Pero el símbolo dominante en toda la novela lo constituye la ballena Moby Dick, asimilada desde el comienzo a los monstruos marinos de la Biblia, como el Leviatán, y que poco a poco va convirtiéndose en el símbolo de todos los males:
"Todo lo que enloquece y atormenta, todo lo que remueve el limo turbio de las cosas, toda verdad que contenga un fondo de malicia...todo lo que es demoníaco en la vida y el pensamiento, todo mal, para el enloquecido Achab, se encontraba visiblemente personificado y se convertía en Moby Dick." (I, p.236)(3)
Cuando están ante ella y experimentan sus "inteligentes" embestidas, muy pronto reconocen con turbación despavorida, que se hallan ante el gran adversario, "especialnente sedienta, además, de sangre humana." (I, 233)

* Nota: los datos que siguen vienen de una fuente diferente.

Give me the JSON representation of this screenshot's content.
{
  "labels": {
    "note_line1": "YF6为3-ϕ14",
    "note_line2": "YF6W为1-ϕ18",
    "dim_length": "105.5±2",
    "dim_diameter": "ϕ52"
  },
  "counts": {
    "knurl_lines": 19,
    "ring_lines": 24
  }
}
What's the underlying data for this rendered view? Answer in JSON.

Quien más intensamente vive esta trágica confrontación, de alcance ya claramente teológico, es el cada vez más sombrío y enfurecido capitán Ahab, inflexible en su voluntad destructora ante sus marineros asustados o rebeldes. Les había obligado a hacer un juramento de obediencia total y ahora les vincula plenamente a su destino personal, como formando una misma masa, condenada a perecer todos juntos. Ahab se va transformando como un ser siniestro, poseído por el diablo, o mejor dicho, como un ser maldito, que contagia la maldición a sus subordinados, ya que "la mano de un destino fatal se ha apoderado de sus almas" (II, 322). Mientras que la más verdadera fuerza diabólica se expresaría más explícitamente en la ballena blanca.

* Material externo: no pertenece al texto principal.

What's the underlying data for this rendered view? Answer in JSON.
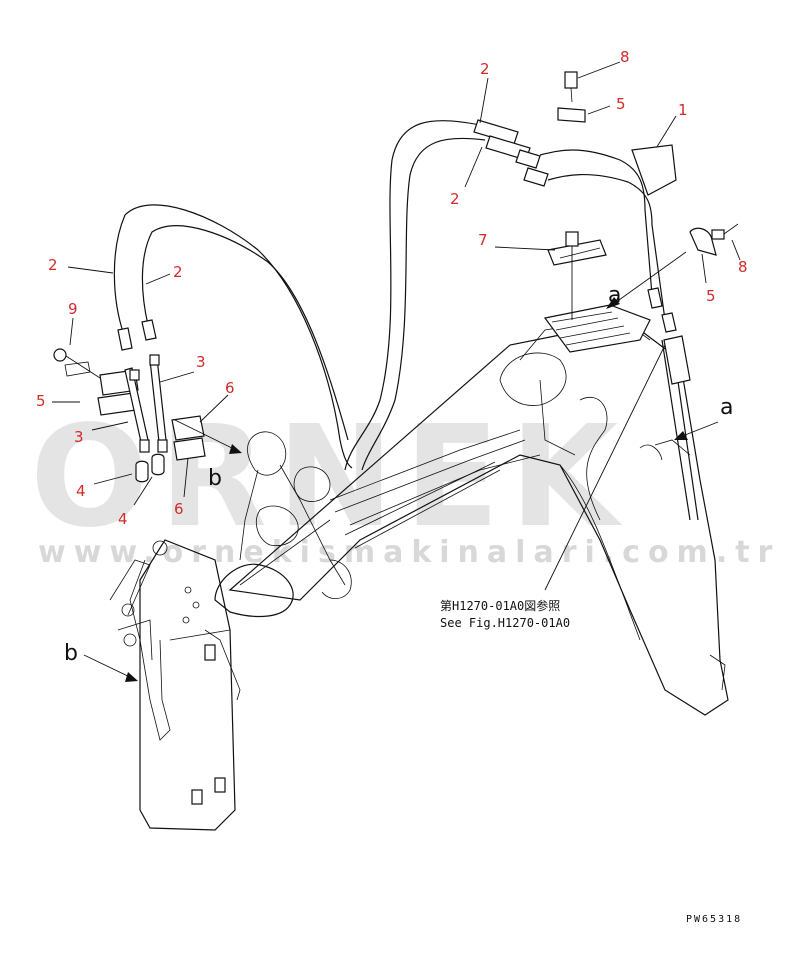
{
  "callouts": {
    "c1": "1",
    "c2a": "2",
    "c2b": "2",
    "c2c": "2",
    "c2d": "2",
    "c3a": "3",
    "c3b": "3",
    "c4a": "4",
    "c4b": "4",
    "c5a": "5",
    "c5b": "5",
    "c5c": "5",
    "c6a": "6",
    "c6b": "6",
    "c7": "7",
    "c8a": "8",
    "c8b": "8",
    "c9": "9"
  },
  "views": {
    "a1": "a",
    "a2": "a",
    "b1": "b",
    "b2": "b"
  },
  "reference": {
    "jp": "第H1270-01A0図参照",
    "en": "See Fig.H1270-01A0"
  },
  "drawing_code": "PW65318",
  "watermark": {
    "brand": "ORNEK",
    "url": "www.ornekismakinalari.com.tr"
  }
}
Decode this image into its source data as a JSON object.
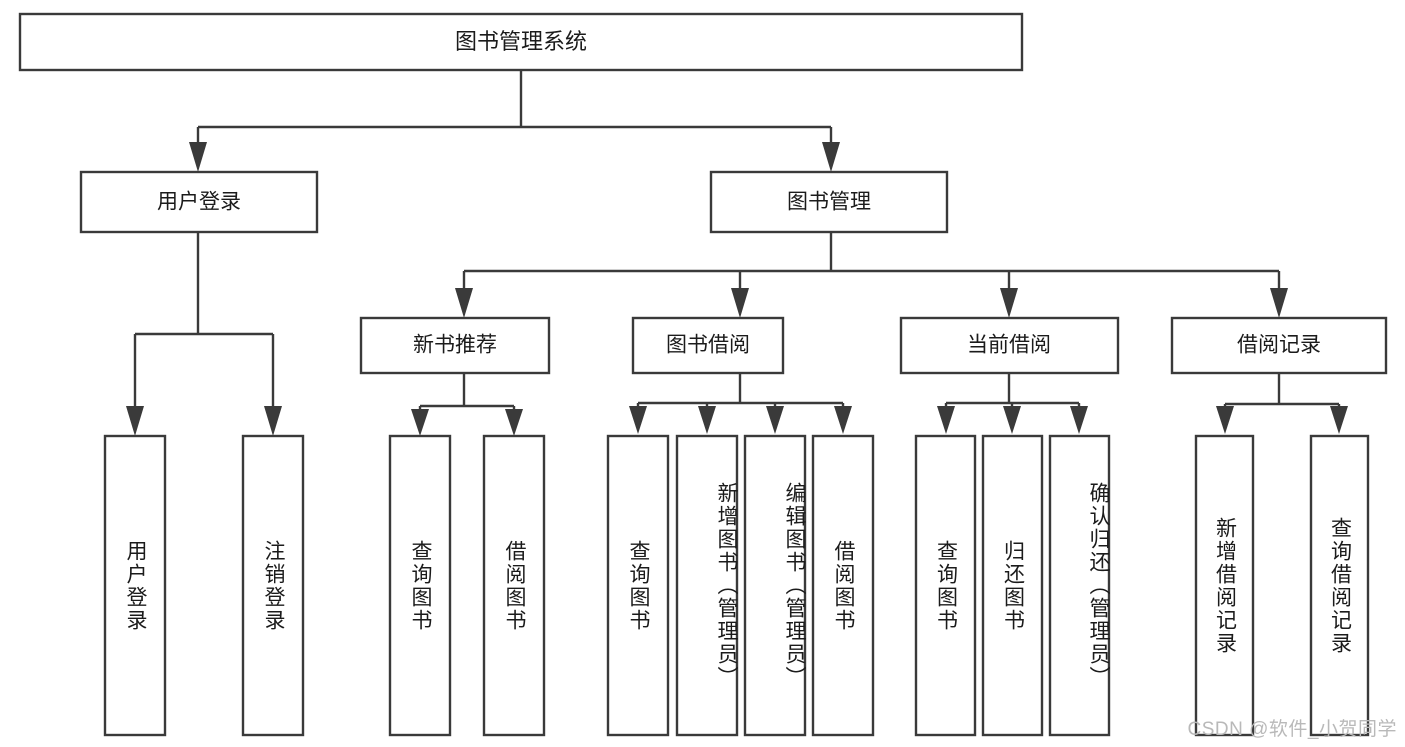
{
  "diagram": {
    "type": "hierarchy-tree",
    "title_node": {
      "label": "图书管理系统"
    },
    "level2": [
      {
        "id": "user-login",
        "label": "用户登录"
      },
      {
        "id": "book-management",
        "label": "图书管理"
      }
    ],
    "level3": [
      {
        "id": "new-book-recommend",
        "label": "新书推荐",
        "parent": "book-management"
      },
      {
        "id": "book-borrow",
        "label": "图书借阅",
        "parent": "book-management"
      },
      {
        "id": "current-borrow",
        "label": "当前借阅",
        "parent": "book-management"
      },
      {
        "id": "borrow-record",
        "label": "借阅记录",
        "parent": "book-management"
      }
    ],
    "leaves": [
      {
        "id": "leaf-user-login",
        "label": "用户登录",
        "parent": "user-login"
      },
      {
        "id": "leaf-logout-login",
        "label": "注销登录",
        "parent": "user-login"
      },
      {
        "id": "leaf-query-book-1",
        "label": "查询图书",
        "parent": "new-book-recommend"
      },
      {
        "id": "leaf-borrow-book-1",
        "label": "借阅图书",
        "parent": "new-book-recommend"
      },
      {
        "id": "leaf-query-book-2",
        "label": "查询图书",
        "parent": "book-borrow"
      },
      {
        "id": "leaf-add-book",
        "label": "新增图书（管理员）",
        "parent": "book-borrow"
      },
      {
        "id": "leaf-edit-book",
        "label": "编辑图书（管理员）",
        "parent": "book-borrow"
      },
      {
        "id": "leaf-borrow-book-2",
        "label": "借阅图书",
        "parent": "book-borrow"
      },
      {
        "id": "leaf-query-book-3",
        "label": "查询图书",
        "parent": "current-borrow"
      },
      {
        "id": "leaf-return-book",
        "label": "归还图书",
        "parent": "current-borrow"
      },
      {
        "id": "leaf-confirm-return",
        "label": "确认归还（管理员）",
        "parent": "current-borrow"
      },
      {
        "id": "leaf-add-record",
        "label": "新增借阅记录",
        "parent": "borrow-record"
      },
      {
        "id": "leaf-query-record",
        "label": "查询借阅记录",
        "parent": "borrow-record"
      }
    ],
    "watermark": "CSDN @软件_小贺同学",
    "colors": {
      "stroke": "#3a3a3a",
      "fill": "#ffffff",
      "text": "#1b1b1b",
      "watermark": "#b9b9b9"
    }
  }
}
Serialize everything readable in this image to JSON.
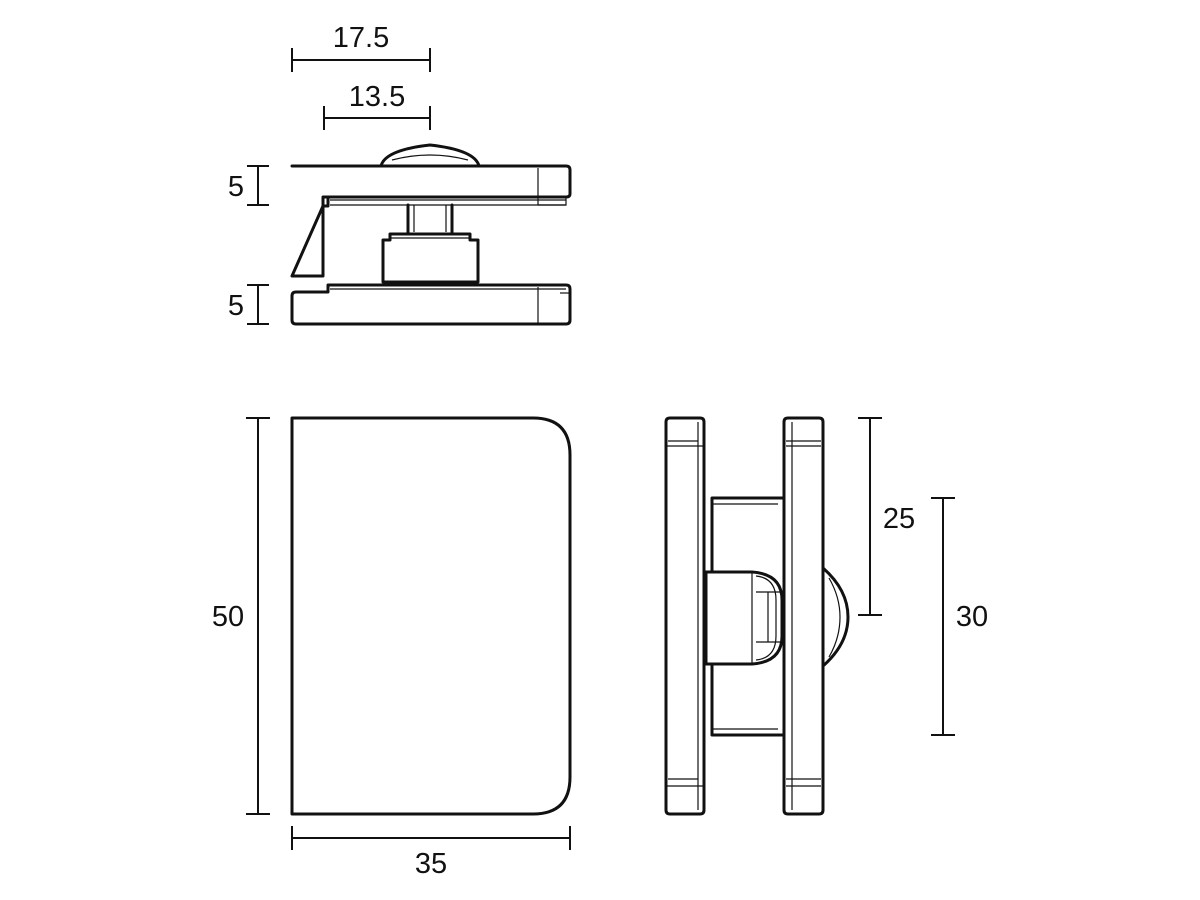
{
  "dimensions": {
    "top_view_outer_width": "17.5",
    "top_view_inner_width": "13.5",
    "upper_plate_thickness": "5",
    "lower_plate_thickness": "5",
    "front_height": "50",
    "front_width": "35",
    "side_upper_offset": "25",
    "side_lower_offset": "30"
  }
}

Impresionante resulta al final la titánica confrontación entre esa imponente fuerza de condenación y ese puñado de hombres, perdidos en el océano, destinados a perecer . "Era el juicio final, la venganza del rayo y de la eterna maldad: ningún hombre mortal podía nada contra ella..." (II, 340) Y mientras Ahab se hunde en el mar, con todos los suyos, no deja de gritar al monstruo: "...¡Hasta el infierno te asestaré más golpes. Por fuerza del odio te escupo en mi último aliento...!" (II, 340) Al terminar la lectura de esta triste historia, el espanto ante tan infeliz desgracia queda fuertemente intensificado por el temor religioso que producen sus resonancias infernales.
Termina también
con ello este nuestro recorrido por tres obras literarias muy significativas
y de épocas muy diversas, que nos han permitido ejemplificar nuestra
convicción de que el miedo y el terror son y han sido siempre sentimientos
inherentes a la aventura humana en este mundo, y que por ello no dejan
de ser representados de muchas maneras en el Arte y en la Literatura de
todas las culturas.
1. En relación con esta teodicea en las obras de Esquilo, nos complace citar a los dos autores, que hemos consultado con gran satisfacción: Brooks Otis, Cosmos and Tragedy. An essay on the meaning of Aeschylus (ed. by Ch. Kopf) Chapel Hill 1981, y Alain M.Moreau, Eschyle, la violence et le chaos, Paris 1985.
2. Harold Bloom, Shakespeare, the invention of the human, New York 1998.
3. Citamos por la traducción española de Fabricio Valserra, en la editorial Planeta, Barcelona 1966 en dos volúmenes.